The question posed, therefore, is whether, under the rental agreements on the effective rent date, the children of the appellees are such “additional persons accommodated as guests of the lessees” as were contemplated by the quoted, provisions of the leases, so as to make the additional rate of $1 per day per person applicable to them. We think they are not.
That part of each lease which provides for the number of occupants to be accomo-dated in the apartment at the base rent seems to us clearly to contemplate a designation, when the blanks were filled in, of the family group which would constitute the regular tenants covered by the base rent; the proviso anent additional persons obviously has reference not to members of the family group but to additional persons who are guests of the lessee and who may be accommodated only at the cost of $1 a day per person.
That this interpretation of the lease clauses in question is correct' is indicated by the following testimony of W. F. Es-slinger, the chief attorney for the Miami Defense Rental Area, witness for the appellants:
“* * * in the hundreds and thousands of leases it was my duty to examine from time to time, we have found such provision quite frequently in the leases: ‘The said lessee further covenants and agrees that no more than two adults and no children shall occupy said premises;’ and * * * ‘The said lessee further covenants and agrees that no more than one adult and two children,’ or ‘two adults and one child,’ or ‘two adults and two children shall occupy said premises; provided, however, * * ” (Then followed the provision for the additional guests.)

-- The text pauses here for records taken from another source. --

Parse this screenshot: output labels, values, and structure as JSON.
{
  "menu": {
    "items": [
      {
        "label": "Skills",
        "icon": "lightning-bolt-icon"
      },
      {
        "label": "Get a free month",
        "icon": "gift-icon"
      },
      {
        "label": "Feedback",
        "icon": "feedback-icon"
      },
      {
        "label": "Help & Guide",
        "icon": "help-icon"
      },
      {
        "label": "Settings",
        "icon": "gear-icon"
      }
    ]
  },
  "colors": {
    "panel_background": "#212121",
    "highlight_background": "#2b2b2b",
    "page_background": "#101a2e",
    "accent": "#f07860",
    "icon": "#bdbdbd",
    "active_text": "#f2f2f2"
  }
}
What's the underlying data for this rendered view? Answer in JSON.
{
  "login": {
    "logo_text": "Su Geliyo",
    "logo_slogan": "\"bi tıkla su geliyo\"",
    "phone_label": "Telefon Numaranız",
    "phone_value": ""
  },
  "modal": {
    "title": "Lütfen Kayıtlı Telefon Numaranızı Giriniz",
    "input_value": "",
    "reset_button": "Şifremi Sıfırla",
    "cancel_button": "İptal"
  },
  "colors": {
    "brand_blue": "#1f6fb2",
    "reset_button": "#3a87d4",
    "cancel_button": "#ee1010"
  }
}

While Mr. Esslinger further testified that he interpreted the lease clauses in favor of appellants’ contention, his superiors in the OPA Atlanta Regional Office took the opposite view, which we believe to be correct.
It was mere chance that on September 1, 1943, each of the apartments in question was occupied by a childless couple, so that *701at that time the family group in each case consisted of only two adults. The court below found the base rent was intended to cover the family group occupying the apartment, and the extra rent of $1.00 a day was intended to apply to a temporary occupant, a guest of the lessee. We think the finding is supported by substantial evidence, Rule 52(a), Federal Rules of Civil Procedure, 28 U.S.C.A. following section 723c, and the judgment appealed from is affirmed.